Lester Gilbert's PIKANTO-page has pictures of how the SAILSetc equivalent parts look like. With an RMG winch there is no need for the 1:2-gearing in the sheeting-system, and a block is placed at the very front of the boat (see SAILSetc part 67RMG).
What's the simplest possible way to install the radio components in the boat?
Here's an idea: Use an FR4 glassfiber PCB-board (yellow) cnc-cut to the correct shape and with cut-outs for the winch, rudder servo, and batteries. Mount it to the deck with long M4 bolts with Y-head screws that mount flush to the deck. Use 50 mm long 10 mm diameter aluminium spacers (blue) to position the plate at the correct height below the deck.
Simple: yes! Works with both HiTec and RMG winch: yes! Easy to manufacture: yes!
Update: top view of a shaped radio-board:
Update 2. Here I have drawn 50mm deep U-shaped glassfiber supports that hold the radio-plate from the sides. Also, there is an L-shaped beam which is glued to the finbox and to the sheet-tube which gives additional support to the radio plate:
Some more pictures of hull nr 1. The weight of the hull and deck, including mast/finbox and rudder-tube is 600 g. We hope to improve on that since this prototype hull has a bit too much resin in a lot of places. In 2003 I made this weight-budget for an Italiko, which shows the Italiko hull with fittings and ready for radio-gear weighing 623 grams and requiring more than 100 g of corrector weights.
Hull nr 2 will probably be moulded next weekend, and we hope to make a few changes to the lay-up etc. to produce an even nicer looking boat.

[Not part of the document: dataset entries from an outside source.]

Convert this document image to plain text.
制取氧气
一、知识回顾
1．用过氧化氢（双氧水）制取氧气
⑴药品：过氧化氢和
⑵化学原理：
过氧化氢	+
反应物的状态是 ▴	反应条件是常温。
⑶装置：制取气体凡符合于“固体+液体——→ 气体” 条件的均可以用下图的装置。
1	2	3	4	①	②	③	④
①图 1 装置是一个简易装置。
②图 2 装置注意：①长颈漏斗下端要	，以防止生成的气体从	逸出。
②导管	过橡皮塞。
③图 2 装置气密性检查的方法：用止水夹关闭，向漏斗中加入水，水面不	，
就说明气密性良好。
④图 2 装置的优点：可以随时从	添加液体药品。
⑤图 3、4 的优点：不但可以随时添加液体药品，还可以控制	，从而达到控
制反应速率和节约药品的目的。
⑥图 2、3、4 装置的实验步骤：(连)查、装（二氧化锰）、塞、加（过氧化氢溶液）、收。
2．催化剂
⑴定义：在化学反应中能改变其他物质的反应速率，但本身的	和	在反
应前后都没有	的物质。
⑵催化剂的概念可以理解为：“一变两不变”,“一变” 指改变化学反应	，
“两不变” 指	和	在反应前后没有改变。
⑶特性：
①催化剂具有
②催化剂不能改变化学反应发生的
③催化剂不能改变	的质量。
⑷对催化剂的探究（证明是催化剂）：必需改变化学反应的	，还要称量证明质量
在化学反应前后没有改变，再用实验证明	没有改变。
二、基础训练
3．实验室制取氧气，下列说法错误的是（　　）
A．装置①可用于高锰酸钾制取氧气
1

This is a bit of a prototype since it's some time since Jari or myself moulded a boat, and also because these are brand new moulds and we have never made a boat in one-go like this before: closed mould with the hull, deck, mast/finbox, and ruddertube all attached in one session. We need a bit of routine and practice to get the whole process of "release-agent > gelcoat > resin/fiber > fin/mastobox > close-mould > seal deck-joint" running smoothly. I am sure by hull nr 5 or so we will have learnt the workflow pretty well 🙂
Having said that, this first prototype hull came out of the mould pretty good. There are some problems with an uneven gelcoat layer, and a few places in the foredeck where there is trapped air between fiber/gelcoat. We're considering either cutting away the rounded flanges on the foredeck, or alternatively moulding the deck from many smaller pieces of fiber that would drape around the challenging shapes better. Anyway we are pretty happy that the boat comes out of the mould with deck attached and fin/mastbox + ruddertube in place. I've been thinking about a glass-fiber rudder-tube moulding also, and there's obviously a possibility to add a support under the foredeck for the jib-attachment point, maybe even the mainsheet post tubing also?
This is with a "home-made" gelcoat made out of laminating resin, colloidal silica, and colour-paste. I'm not sure this is optimal and I remember reading on some RC-airplane forum about using 2-pack (polyurethane? or epoxy?) car-paints as gelcoat. Does anyone have links or experience with that?
After sanding with 1200-grit and a 10-15um particle-size fine paper it is time for polishing. We have two grades of polishing-compound. These pics show the coarse type which is polished with a spinning soft disk on a power-drill.